Personal information
- Full name: Horace Ronald Phillips
- Date of birth: 3 June 1921
- Place of birth: Peterborough, South Australia
- Date of death: 11 January 2007 (aged 85)

Playing career^{1}
- Years: Club / Games (Goals)
- 1940, 1946–1953: North Adelaide / 139 (219)
- ^{1} Playing statistics correct to the end of 1953.

= Ron Phillips (Australian footballer) =

Australian rules footballer

Horace Ronald Phillips (3 June 1921 – 11 January 2007) was an Australian rules footballer who played with North Adelaide in the SANFL. He won back to back Magarey Medals in 1948 and 1949, the only other North Adelaide player to achieve this feat is Tommy MacKenzie.

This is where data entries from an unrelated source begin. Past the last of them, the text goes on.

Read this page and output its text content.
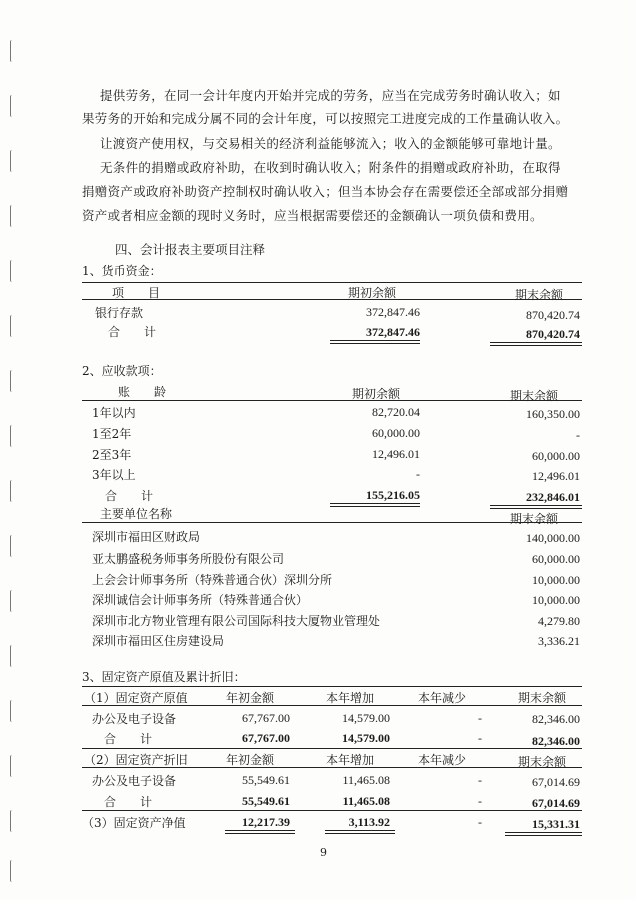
提供劳务，在同一会计年度内开始并完成的劳务，应当在完成劳务时确认收入；如
果劳务的开始和完成分属不同的会计年度，可以按照完工进度完成的工作量确认收入。
让渡资产使用权，与交易相关的经济利益能够流入；收入的金额能够可靠地计量。
无条件的捐赠或政府补助，在收到时确认收入；附条件的捐赠或政府补助，在取得
捐赠资产或政府补助资产控制权时确认收入；但当本协会存在需要偿还全部或部分捐赠
资产或者相应金额的现时义务时，应当根据需要偿还的金额确认一项负债和费用。
四、会计报表主要项目注释
1、货币资金：
项　　目	期初余额	期末余额
银行存款	372,847.46	870,420.74
合　　计	372,847.46	870,420.74
2、应收款项：
账　　龄	期初余额	期末余额
1年以内	82,720.04	160,350.00
1至2年	60,000.00	-
2至3年	12,496.01	60,000.00
3年以上	-	12,496.01
合　　计	155,216.05	232,846.01
主要单位名称	期末余额
深圳市福田区财政局	140,000.00
亚太鹏盛税务师事务所股份有限公司	60,000.00
上会会计师事务所（特殊普通合伙）深圳分所	10,000.00
深圳诚信会计师事务所（特殊普通合伙）	10,000.00
深圳市北方物业管理有限公司国际科技大厦物业管理处	4,279.80
深圳市福田区住房建设局	3,336.21
3、固定资产原值及累计折旧：
（1）固定资产原值	年初金额	本年增加	本年减少	期末余额
办公及电子设备	67,767.00	14,579.00	-	82,346.00
合　　计	67,767.00	14,579.00	-	82,346.00
（2）固定资产折旧	年初金额	本年增加	本年减少	期末余额
办公及电子设备	55,549.61	11,465.08	-	67,014.69
合　　计	55,549.61	11,465.08	-	67,014.69
（3）固定资产净值	12,217.39	3,113.92	-	15,331.31
9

He was born on 3 June 1921 in Peterborough, South Australia to Horace Norman Phillips and Winifred Lena Phillips (née Cosgrove).

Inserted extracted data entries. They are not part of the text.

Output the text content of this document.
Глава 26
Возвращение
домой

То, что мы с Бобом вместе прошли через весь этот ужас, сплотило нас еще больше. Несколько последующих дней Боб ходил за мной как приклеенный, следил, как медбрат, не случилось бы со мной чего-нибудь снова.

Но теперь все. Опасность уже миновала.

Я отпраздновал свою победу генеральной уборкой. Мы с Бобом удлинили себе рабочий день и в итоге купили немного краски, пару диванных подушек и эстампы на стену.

Phillips was a very versatile footballer and played in most positions during his 139-game career. His 1948 Magarey Medal win was at centre half back and he won the award the following season when playing at centre half forward. From 1949 to 1952 he topped North Adelaide's goalkicking, with his best tally of 66 goals coming in 1952. He also played interstate football for South Australia, making a total of 10 appearances.